И вот, его жизнь, чудесная неповторимостью и оттого особо драгоценная, но, как оказалось, совершенно беззащитная, была за несколько минут прервана тремя-четырьмя кусочками металла, которые со страшной силой вонзились в его такое же уникальное и беззащитное тело и произвели в нём необратимые разрушения.
Всё: жизнь погасла, как гаснет огонёк в опустевшей керосиновой лампе, вспыхнув напоследок. Дух испарился, невозвратимо покинул тело. Да и тела только что не стало, одна куча кровавых кусков, нарубленных мясницкими тесаками и внешне не отличимых от тех, какие можно увидеть в любой мясной лавке.

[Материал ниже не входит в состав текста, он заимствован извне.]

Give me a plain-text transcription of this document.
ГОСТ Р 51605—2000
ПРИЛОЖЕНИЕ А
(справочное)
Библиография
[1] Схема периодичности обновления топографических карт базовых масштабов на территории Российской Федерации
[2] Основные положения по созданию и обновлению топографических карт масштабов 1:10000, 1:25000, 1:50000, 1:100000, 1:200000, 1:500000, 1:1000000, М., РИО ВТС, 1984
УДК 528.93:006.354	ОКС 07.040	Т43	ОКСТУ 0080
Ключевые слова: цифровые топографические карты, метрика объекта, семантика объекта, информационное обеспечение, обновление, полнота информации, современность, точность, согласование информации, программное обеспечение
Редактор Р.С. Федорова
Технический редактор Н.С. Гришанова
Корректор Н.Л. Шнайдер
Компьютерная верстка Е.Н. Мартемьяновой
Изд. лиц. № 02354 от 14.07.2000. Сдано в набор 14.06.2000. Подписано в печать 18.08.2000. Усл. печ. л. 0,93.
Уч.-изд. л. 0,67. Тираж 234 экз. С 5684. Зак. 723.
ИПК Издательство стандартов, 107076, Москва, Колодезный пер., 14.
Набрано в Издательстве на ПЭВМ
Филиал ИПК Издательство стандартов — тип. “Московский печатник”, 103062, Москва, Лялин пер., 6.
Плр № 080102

«И это всё?» – с недоумением подумал бесстрашный и опасный боевик Мячин, сам перестрелявший немало народа и никогда не переживавший по этому поводу. И удивился собственному удивлению: он ещё способен переживать?..
Ермаковская команда вошла в дело быстро и ладно. Несколько минут назад они были солдатами и рабочими, простыми тружениками. И легко превратились в осквернителей трупов. Они равнодушно и по-крестьянски деловито уничтожали семью Романовых, а с ними – самую блистательную, могучую и богатую европейскую династию, превращая её в золу и кучу обгоревших костей.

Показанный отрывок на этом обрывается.